Technical specifications
Color variants
The Game Boy Advance was available in numerous colors and limited editions throughout its production. It was initially available in Arctic, Black, Orange, Fuchsia, Glacier, and Indigo. Later in the system's lifespan, additional colors and special editions were released, including: Red, Clear Orange/Black, Platinum, White, Gold, Hello Kitty edition, The King of Fighters edition, Chobits edition, Battle Network Rockman EXE 2, Mario Bros. edition, and Yomiuri Giants edition.Several Pokémon-themed limited-edition systems were made available in Pokémon Center stores in Japan. These editions include: Gold Pokémon edition, Suicune edition, Celebi edition, and Latias/Latios edition.
Games
With hardware performance comparable to the Super Nintendo Entertainment System, the Game Boy Advance represents progress for sprite-based technology. The system's library includes platformers, SNES-like role-playing video games, and games ported from various 8-bit and 16-bit systems of the previous generations. This includes the Super Mario Advance series, and the system's backward compatibility with all earlier Game Boy titles. Though most GBA games primarily employ 2D graphics, developers have ambitiously designed some 3D GBA games that push the limits of the hardware, including first-person shooters like a port of Doom, racing games like V-Rally 3, and even platformers, like Asterix & Obelix XXL.Some cartridges are colored to resemble the game. Others have special built-in features, including rumble features, tilt sensors, and solar sensors.
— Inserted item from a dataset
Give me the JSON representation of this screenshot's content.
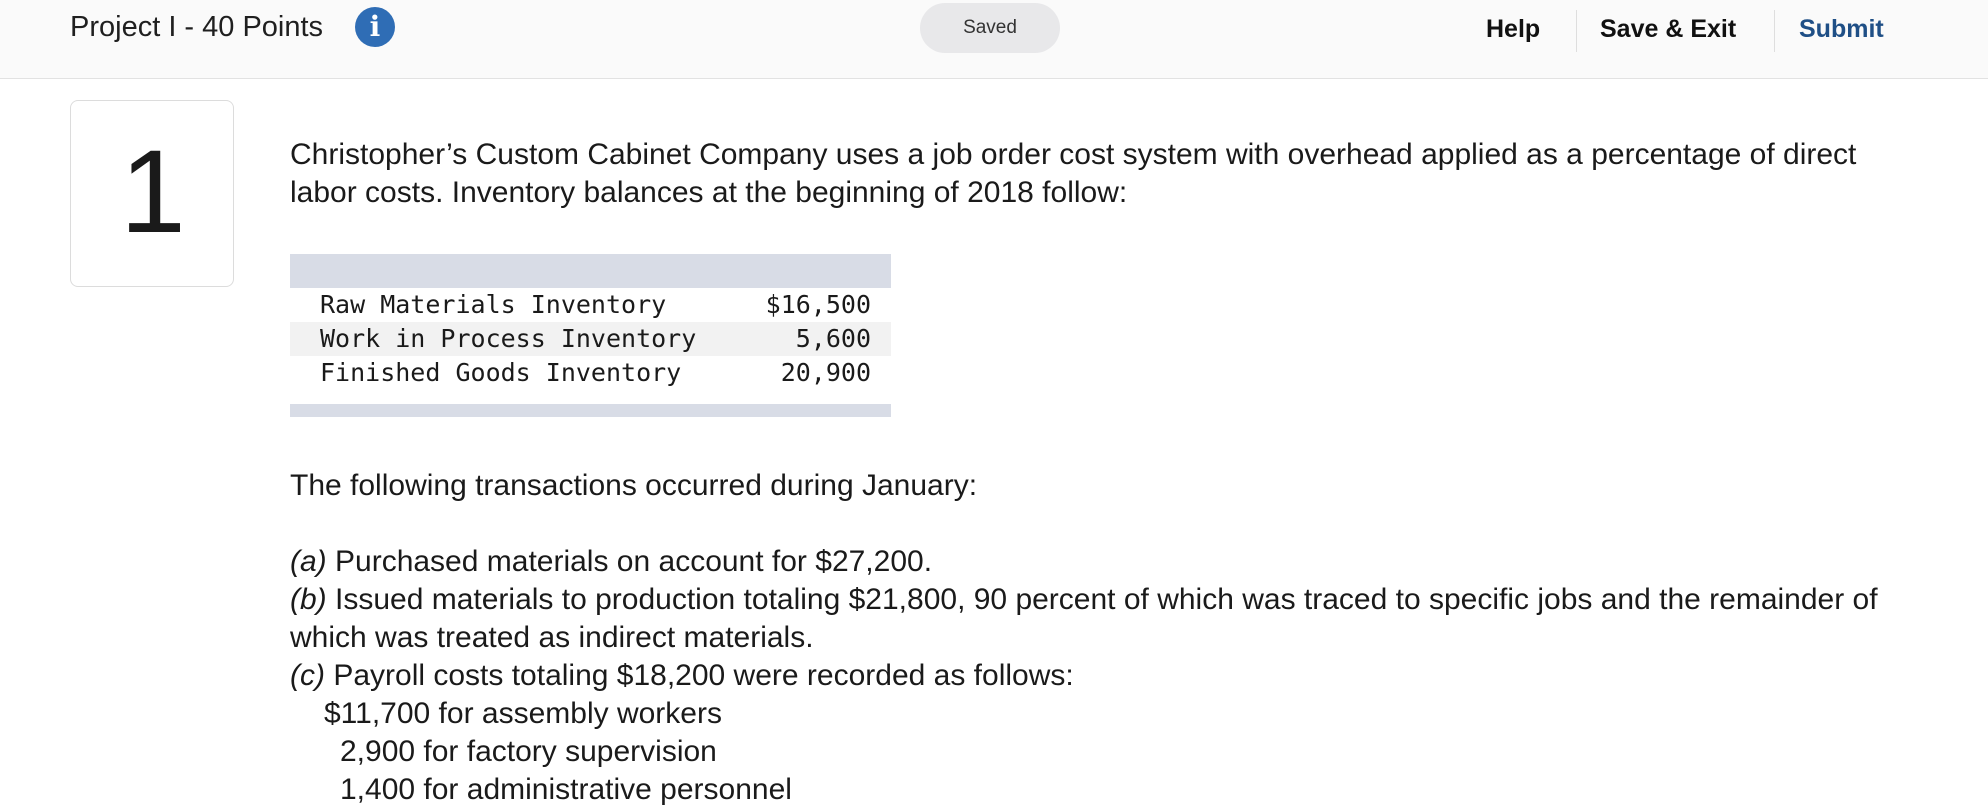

In Japan, the final game to be released on the system was Final Fantasy VI Advance on November 30, 2006, which was also the final game published by Nintendo on the system. In North America, the last game for the system was Samurai Deeper Kyo, released on February 12, 2008. In Europe, the last game for the system is The Legend of Spyro: The Eternal Night, released on November 2, 2007. The Japan-only Rhythm Tengoku, the first game in what would eventually become known outside Japan as the Rhythm Heaven/''Rhythm Paradise series, is the final first-party-developed game for the system, released on August 3, 2006.
While those games were the last to be officially released at the time, a game titled Shantae Advance: Risky Revolution'' was released in 2025 for the console. It was originally in development until 2004, when work halted due to the lack of a publisher. Development resumed in 2023, using the same code and hardware.